Saudi Aramco looks far and wide
The Saudi state oil company seeks new joint venture opportunities across the energy chain
Ahead of its planned initial public offering, Saudi Aramco is in a dash to expand operations at home and abroad. It's exploring new openings in the upstream and downstream, with a march into petrochemicals turning into a run.
The Aramco action seems to spring from the leitmotif identified by chief executive Amin Nasser in a recent interview with Petroleum Economist: "Oil is important, but it's finite in terms of a resource. We need to utilise it the best way we can."
So the Saudi energy giant is looking for opportunities to expand oil refining and integrated petrochemicals ventures, at home and abroad. In one of the latest moves, Aramco has agreed to take a 50% stake in a proposed $44bn refinery/petrochemicals complex in Maharashtra on India's west coast. The other partners will be Indian Oil, Bharat Petroleum and Hindustan Petroleum.
"India has always been a priority destination for us," Energy Minister Khalid al-Faleh said. "It's geographically adjacent to the kingdom, it has a large population with a large economy."
Saudi Arabia's own population is growing fast—at average rate of 2.26% over the past four years to 33.5 million—and the country needs to make whatever investments it can to help grow the economy and create jobs for young people. Against this background, Aramco has signed a memorandum of understanding with Total to build a large petrochemical complex in Jubail on the kingdom's Gulf coast.

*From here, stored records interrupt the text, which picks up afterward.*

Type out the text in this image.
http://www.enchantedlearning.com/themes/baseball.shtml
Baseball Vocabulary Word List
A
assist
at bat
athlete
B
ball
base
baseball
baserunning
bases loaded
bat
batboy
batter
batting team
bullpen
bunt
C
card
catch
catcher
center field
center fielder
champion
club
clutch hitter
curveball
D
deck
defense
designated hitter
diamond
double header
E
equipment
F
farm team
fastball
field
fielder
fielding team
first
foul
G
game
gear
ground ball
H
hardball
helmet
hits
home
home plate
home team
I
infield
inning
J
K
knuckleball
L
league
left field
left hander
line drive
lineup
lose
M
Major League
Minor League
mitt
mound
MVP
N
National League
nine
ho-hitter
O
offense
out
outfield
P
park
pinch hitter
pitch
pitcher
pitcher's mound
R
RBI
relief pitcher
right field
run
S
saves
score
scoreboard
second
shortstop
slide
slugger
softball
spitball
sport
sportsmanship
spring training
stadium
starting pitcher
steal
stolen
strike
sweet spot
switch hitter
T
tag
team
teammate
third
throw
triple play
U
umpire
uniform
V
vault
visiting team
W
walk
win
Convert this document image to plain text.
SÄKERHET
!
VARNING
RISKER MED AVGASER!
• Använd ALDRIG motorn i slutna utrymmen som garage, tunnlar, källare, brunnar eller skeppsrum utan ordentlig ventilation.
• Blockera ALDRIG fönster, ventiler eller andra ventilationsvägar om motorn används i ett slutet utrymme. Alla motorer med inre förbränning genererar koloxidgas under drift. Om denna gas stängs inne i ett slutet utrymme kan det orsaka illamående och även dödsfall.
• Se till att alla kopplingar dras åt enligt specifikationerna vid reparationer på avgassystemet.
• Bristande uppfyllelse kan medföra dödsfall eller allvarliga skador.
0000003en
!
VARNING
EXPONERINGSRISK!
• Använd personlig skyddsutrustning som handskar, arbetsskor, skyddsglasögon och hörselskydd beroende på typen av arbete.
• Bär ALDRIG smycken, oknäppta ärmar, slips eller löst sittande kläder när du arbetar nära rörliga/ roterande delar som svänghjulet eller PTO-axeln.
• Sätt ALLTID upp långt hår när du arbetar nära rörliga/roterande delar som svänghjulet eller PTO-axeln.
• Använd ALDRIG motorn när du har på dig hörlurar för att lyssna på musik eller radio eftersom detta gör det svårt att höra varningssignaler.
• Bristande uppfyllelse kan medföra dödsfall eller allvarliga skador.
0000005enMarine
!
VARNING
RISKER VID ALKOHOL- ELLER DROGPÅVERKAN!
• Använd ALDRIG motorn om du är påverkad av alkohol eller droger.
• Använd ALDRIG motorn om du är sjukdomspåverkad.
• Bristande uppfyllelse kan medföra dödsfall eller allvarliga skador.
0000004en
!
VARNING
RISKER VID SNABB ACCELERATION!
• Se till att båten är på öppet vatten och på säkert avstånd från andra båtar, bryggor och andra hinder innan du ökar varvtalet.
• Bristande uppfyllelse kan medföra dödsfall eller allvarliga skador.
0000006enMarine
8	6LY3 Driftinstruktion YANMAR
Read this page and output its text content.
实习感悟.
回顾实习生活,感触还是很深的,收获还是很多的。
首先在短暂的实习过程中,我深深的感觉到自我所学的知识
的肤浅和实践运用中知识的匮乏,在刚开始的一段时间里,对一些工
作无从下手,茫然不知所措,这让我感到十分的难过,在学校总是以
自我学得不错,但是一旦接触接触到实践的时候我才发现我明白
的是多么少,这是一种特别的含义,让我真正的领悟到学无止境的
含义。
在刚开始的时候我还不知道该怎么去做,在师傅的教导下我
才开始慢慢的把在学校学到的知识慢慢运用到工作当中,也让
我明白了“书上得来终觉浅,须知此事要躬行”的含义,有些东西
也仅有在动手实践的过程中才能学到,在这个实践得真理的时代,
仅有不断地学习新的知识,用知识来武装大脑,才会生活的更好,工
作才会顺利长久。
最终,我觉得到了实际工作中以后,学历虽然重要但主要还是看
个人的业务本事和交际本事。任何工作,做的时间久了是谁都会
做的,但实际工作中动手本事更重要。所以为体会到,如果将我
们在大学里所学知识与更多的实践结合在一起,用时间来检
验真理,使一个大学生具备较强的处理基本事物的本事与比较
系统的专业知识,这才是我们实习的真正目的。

The new facility will be integrated with an existing oil refinery—itself a joint venture between Aramco and Total.
In his interview with Petroleum Economist, Nasser also stressed the increasingly important role he saw for natural gas, focussing on the expansion of domestic production and formation of joint ventures at home and abroad. "We're looking to international gas to identify opportunities for gas that we can also bring to the kingdom," he said. "Our gas can bring us up to 70% [in the energy mix]. We're looking at ways of going beyond the 70% and adding more gas. Saudi Aramco is engaging currently with a lot of companies to identify opportunities for gas internationally."
One of those companies, it turns out, was Shell. During the recent visit to London by Crown Prince Mohammed bin Salman, Aramco signed a preliminary agreement with Shell to pursue international gas opportunities. This is likely to mean Aramco forming joint ventures to develop Shell's upstream operations in various parts of the globe that have integrated liquefied natural gas projects. Saudi Arabia would then be a customer for the LNG.
Shell chief executive Ben van Beurden told Reuters that "it is a discussion that began some time ago and now we have signed a memorandum to work on gas projects from upstream to downstream and in Saudi Arabia. Concrete projects will be announced in due course."
The coming weeks will show how many other discussions have been underway between Aramco and the world's oil majors, as the kingdom's energy giant extends its global reach—while preparing for the IPO.